When my mother’s husband died, it was an average day. A warm breeze, blue sky, scrambled eggs for breakfast day, and then everything changed. After this breakfast, he turned pale. He had trouble breathing. And then the chest pain began. My mother gave him an aspirin and called 911. The ambulance came on the country roads, past cornfields and vineyards. Not fast enough, but she didn’t know that then. She packed him clean underwear and fresh, comfortable clothes, expecting the uncomfortable recovery and days of bland hospital meals on covered plastic trays. He never liked spicy food anyway, but it wouldn’t be like their suppers at home together. “Just come sit by me,” he’d often say after a meal from his spot on the big sofa as he flipped through the channels looking for a movie to watch. He would say, “It was a long day today,” and take her hand in his.
She texted me after she called 911 to say she was leaving for the hospital, to follow the ambulance because they wouldn’t let her ride along. He was still alive in the ambulance. Those precious minutes.
My phone rang just a few hours later. I was so relieved when I answered and heard her soft, familiar laugh. He had recently bought her first smart phone for Mother’s Day, after she left her faithful, old flip phone on the hood of the car and driven off. She had called me accidentally. I heard the background noise for several seconds before she laughed. The laugh brought me a wave of relief. He must be okay.
“Momma?”
“Mom, it’s me. I’m here. Can you hear me?”

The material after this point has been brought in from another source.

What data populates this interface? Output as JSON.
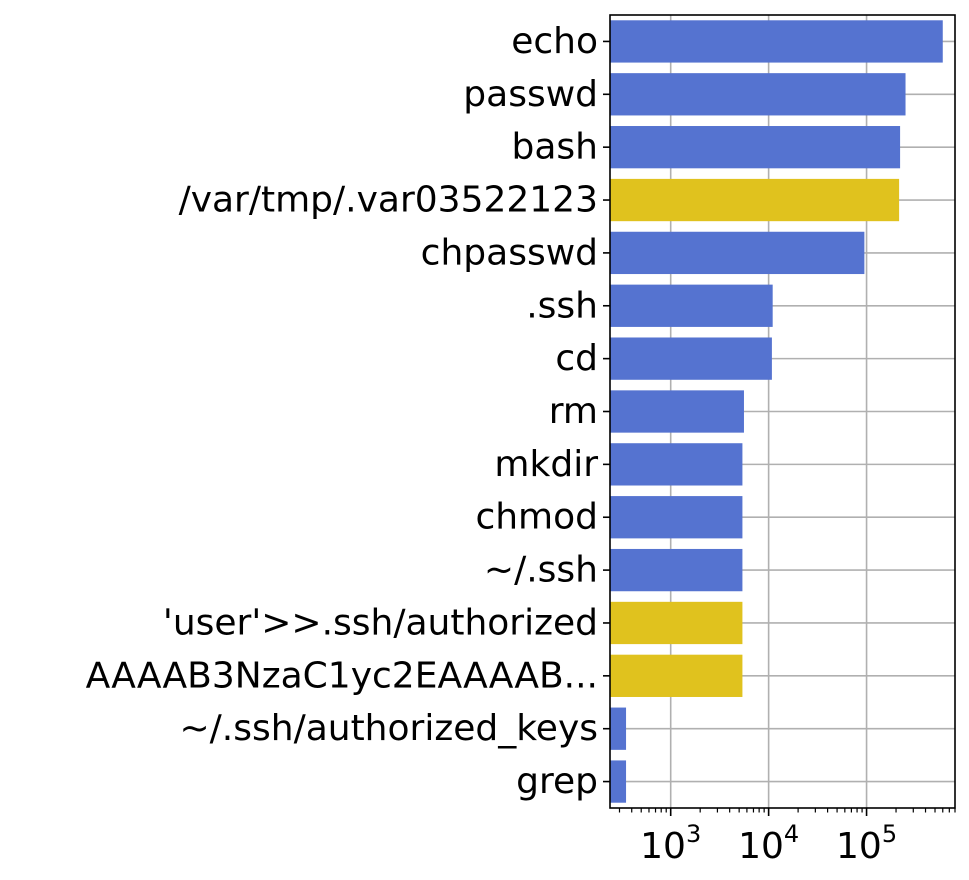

After several seconds of silence, enough for a long breath in and time to hold it before letting it out slowly, I heard the sound again. It was not the laughter of relief or the wonderful agony of knowing the loved one will be okay after something horrible has happened. It was a long, drawn out sob. A moaning cry of grief so deep that it lingered, and continued, and seemed endless. It was a sound of tremendous pain and disbelief. I stayed on the line, listening to my mother wail and to the mumble of the doctor in the background. I heard the doctor tell her that his heart just didn’t make it through the procedure. They tried to look with a tiny camera. They tried to save him.

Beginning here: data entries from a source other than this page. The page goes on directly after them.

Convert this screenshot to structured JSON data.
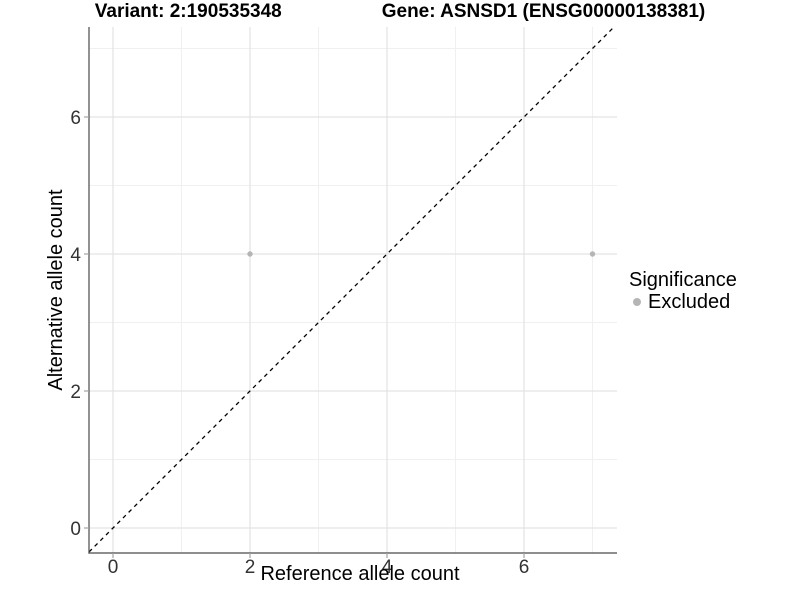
{
  "titles": {
    "variant": "Variant: 2:190535348",
    "gene": "Gene: ASNSD1 (ENSG00000138381)"
  },
  "axes": {
    "x": {
      "label": "Reference allele count"
    },
    "y": {
      "label": "Alternative allele count"
    }
  },
  "legend": {
    "title": "Significance",
    "items": [
      {
        "label": "Excluded",
        "color": "#b5b5b5"
      }
    ]
  },
  "chart_data": {
    "type": "scatter",
    "title": "Variant: 2:190535348    Gene: ASNSD1 (ENSG00000138381)",
    "xlabel": "Reference allele count",
    "ylabel": "Alternative allele count",
    "xlim": [
      -0.35,
      7.35
    ],
    "ylim": [
      -0.35,
      7.35
    ],
    "x_ticks": [
      0,
      2,
      4,
      6
    ],
    "y_ticks": [
      0,
      2,
      4,
      6
    ],
    "x_minor_gridlines": [
      1,
      3,
      5,
      7
    ],
    "y_minor_gridlines": [
      1,
      3,
      5,
      7
    ],
    "grid": "major+minor",
    "legend_position": "right",
    "series": [
      {
        "name": "Excluded",
        "color": "#b5b5b5",
        "marker": "circle",
        "points": [
          [
            2,
            4
          ],
          [
            7,
            4
          ]
        ]
      }
    ],
    "reference_line": {
      "slope": 1,
      "intercept": 0,
      "style": "dashed",
      "color": "#000000"
    },
    "colors": {
      "axis_line": "#4a4a4a",
      "tick_mark": "#a3a3a3",
      "tick_label": "#333333",
      "grid_major": "#e3e3e3",
      "grid_minor": "#f0f0f0",
      "panel_background": "#ffffff"
    }
  }
}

I will never forget that sound–the sound of my mother’s grief. Several minutes went by and she just couldn’t stop. I sat on my kitchen step stool, one hand holding my phone, the other stuck to my heart, three time zones away, unable to do anything to help or make this not be happening, while my children played with Lego in the living room. The sound of their chatter filled one ear, while the sound of her despair and disbelief filled the other.
“Do you want me to help you call someone?” a woman’s voice in the background asked her. My mother mumbled something incoherent, and the phone shuffled. Her breath came louder and closer to me.
“Mom, I’m here. I’m here.” I repeated, because in that moment there was nothing else I could say.
“He’s gone.” Her voice was barely a whisper. “He’s gone.”
My mother died just over a year later in 2018, but the day everything changed, the day my own grief story began, was when her husband died. His death set events in motion. It created the grief that consumed and ultimately killed my mother, who couldn’t bear a world without him. My grief story continues still. People with kind intentions talked to me about the stages of grief, as if someday I would be over it, that I would eventually move on, as if I would someday neatly close, seal, and put away the box containing my grief. I’ve learned, at least for me, that my grief story will always be a part of me. Losing my mother changed me. It aged me. It altered the fabric of my being. There is no going back.
My grief story has changed and grown and continues to change and grow with each passing year, and it may be the same for you, too. Grief has no destination. You just keep walking, and sometimes the scenery changes. I would love to hear from you if you are on your own grief journey. Where and when did your story begin?